Wednesday, February 19, 2014

Lies We Tell Ourselves

I'm in DFW this week, commuting back and forth from my parent's house to Ministers' Week.  I've gone through a workshop on how to do Funeral Ministry well (which was very helpful) and yesterday morning was challenged to consider the way shame impacts people and their behavior.  But this morning, the lecture was all about emotional health, and one particular idea stood up tall and waved its hands frantically at me.  Our speaker, a former Rector, told us "many times, the emotion that someone is expressing to you is not the one they are actually feeling.  They've learned somewhere along the way that certain emotions AREN'T APPROPRIATE.  And so they don't give them name."
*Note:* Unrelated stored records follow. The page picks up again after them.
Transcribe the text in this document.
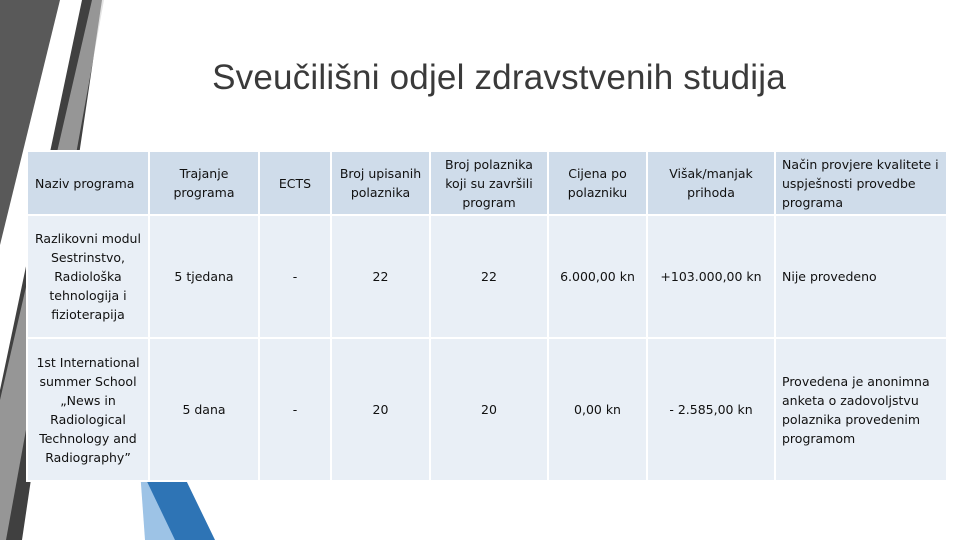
Sveučilišni odjel zdravstvenih studija
Naziv programa	Trajanje programa	ECTS	Broj upisanih polaznika	Broj polaznika koji su završili program	Cijena po polazniku	Višak/manjak prihoda	Način provjere kvalitete i uspješnosti provedbe programa
Razlikovni modul Sestrinstvo, Radiološka tehnologija i fizioterapija	5 tjedana	-	22	22	6.000,00 kn	+103.000,00 kn	Nije provedeno
1st International summer School „News in Radiological Technology and Radiography”	5 dana	-	20	20	0,00 kn	- 2.585,00 kn	Provedena je anonimna anketa o zadovoljstvu polaznika provedenim programom
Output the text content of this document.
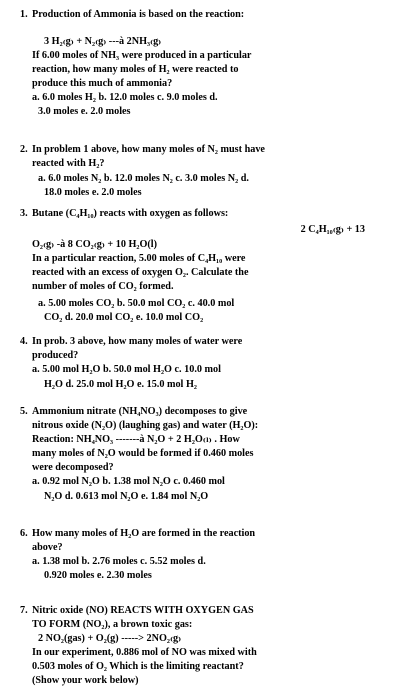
1. Production of Ammonia is based on the reaction:
3 H₂₍g₎ + N₂₍g₎ ---à 2NH₃₍g₎
If 6.00 moles of NH₃ were produced in a particular
reaction, how many moles of H₂ were reacted to
produce this much of ammonia?
a. 6.0 moles H₂ b. 12.0 moles c. 9.0 moles d.
3.0 moles e. 2.0 moles
2. In problem 1 above, how many moles of N₂ must have
reacted with H₂?
a. 6.0 moles N₂ b. 12.0 moles N₂ c. 3.0 moles N₂ d.
18.0 moles e. 2.0 moles
3. Butane (C₄H₁₀) reacts with oxygen as follows:
2 C₄H₁₀₍g₎ + 13
O₂₍g₎ -à 8 CO₂₍g₎ + 10 H₂O(l)
In a particular reaction, 5.00 moles of C₄H₁₀ were
reacted with an excess of oxygen O₂. Calculate the
number of moles of CO₂ formed.
a. 5.00 moles CO₂ b. 50.0 mol CO₂ c. 40.0 mol
CO₂ d. 20.0 mol CO₂ e. 10.0 mol CO₂
4. In prob. 3 above, how many moles of water were
produced?
a. 5.00 mol H₂O b. 50.0 mol H₂O c. 10.0 mol
H₂O d. 25.0 mol H₂O e. 15.0 mol H₂
5. Ammonium nitrate (NH₄NO₃) decomposes to give
nitrous oxide (N₂O) (laughing gas) and water (H₂O):
Reaction: NH₄NO₃ -------à N₂O + 2 H₂O₍ₗ₎ . How
many moles of N₂O would be formed if 0.460 moles
were decomposed?
a. 0.92 mol N₂O b. 1.38 mol N₂O c. 0.460 mol
N₂O d. 0.613 mol N₂O e. 1.84 mol N₂O
6. How many moles of H₂O are formed in the reaction
above?
a. 1.38 mol b. 2.76 moles c. 5.52 moles d.
0.920 moles e. 2.30 moles
7. Nitric oxide (NO) REACTS WITH OXYGEN GAS
TO FORM (NO₂), a brown toxic gas:
2 NO₂(gas) + O₂(g) -----> 2NO₂₍g₎
In our experiment, 0.886 mol of NO was mixed with
0.503 moles of O₂ Which is the limiting reactant?
(Show your work below)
That's the truest thing I've heard in a long long time.

Lots of times when I'm working with congregation members, I have to remind myself to parse conversations down to their actual root.  Is this person really angry about the weight of the paper we've used?  Or are they actually really afraid because their spouse is dying and they feel out of control - and DAMN IT they CAN control the paper weight!  Does this person REALLY think that anybody who doesn't speak English steals?  Or are they actually sad because the world is changing so quickly and they feel disconnected from a place and time they loved?

We lie to ourselves.  We lie to others.  And not because we're all secretly pathological liars.  We lie because we don't feel free to express the truth of what we feel.  We lie because we aren't in the practice of being honest with ourselves.  We lie because it's easier to deal with surface problems than to uproot life-long practices that have become poisonous.  

All this, of course, reminds me of Cliff.  I may not be as emotionally fragile about the whole 
"incident" as I used to be, but I still have lingering anger.  And incredulous disbelief.  But this idea, that all humans learn to substitute one emotion for a more acceptable one, gives me a new avenue to consider his choices.  

You see, Cliff and I fought.  A lot.  And by a lot, I mean we had screaming, name-calling, sometimes wall-punching fights at least once a week.  Once he smashed his fist into our bedroom window and we had to have it replaced.  Sometimes my belongings were smashed in front of me.  And on more than one occasion, I asked Cliff "You're so angry.  Why are you so angry all the time?"  He could never tell me.  I would try to get him to turn inward and examine himself, but he seemed to shie away from introspection like a scared animal avoids a hornets nest.  He denied any deeper problem, any root issues existsed.  

Which obviously turned out to be untrue.

Perhaps Cliff wasn't really angry all the time.  Maybe he was substituting anger for what he truly felt - fear at the direction his life was taking and how it wasn't playing out like he expected.  Fear at what being deeply intimate with another human being would cost him.  Fear at failing as a husband, as a father.  But he couldn't call it fear, couldn't deal with that percieved "weakness."  And so anger took its' place and took its toll on our marriage.  Perhaps.  I speculate on things unknowable, things only Cliff will discover if he is ever able to get psychological help to unspool the knotted thread he has made of his life.

If I cannot uncover the dark places of Cliff's spirit, I can turn my attention inward and ask these questions of myself.   Am I really truly angry?  Or is anger a more comfortable substitue for grief?  Am I really convinced this is the right path to take?  Or am I covering up past shame with assertive power?  Am I lying to myself about the true nature of my actions?  Am I lying to others because I haven't done the necessary work to be really truly healthy?

The New Testament calls the early Christians Children of Light.  And Jesus speaks of the light that shines out from us, that reveals what is truly in our depths.  It may be that being a Child of Light, being a Light bearer of the God who IS Light (and Life, and Love) requires me to disperse the darkness of emotional lying I am prone to.  It may be that being a Child of Light means I have to be able to say "this is what I am feeling" and seek to discover those same truths in the lives of other people.  It may be that being a Child of Light means I bring light into the darkness of other people's lives and offer to walk alongside them as they disperse their own darkness.

What lies are you telling yourself lately?  And what are those lies covering up?

1 comment:

christine said...

Beautiful thought. Wish I was at MW with you.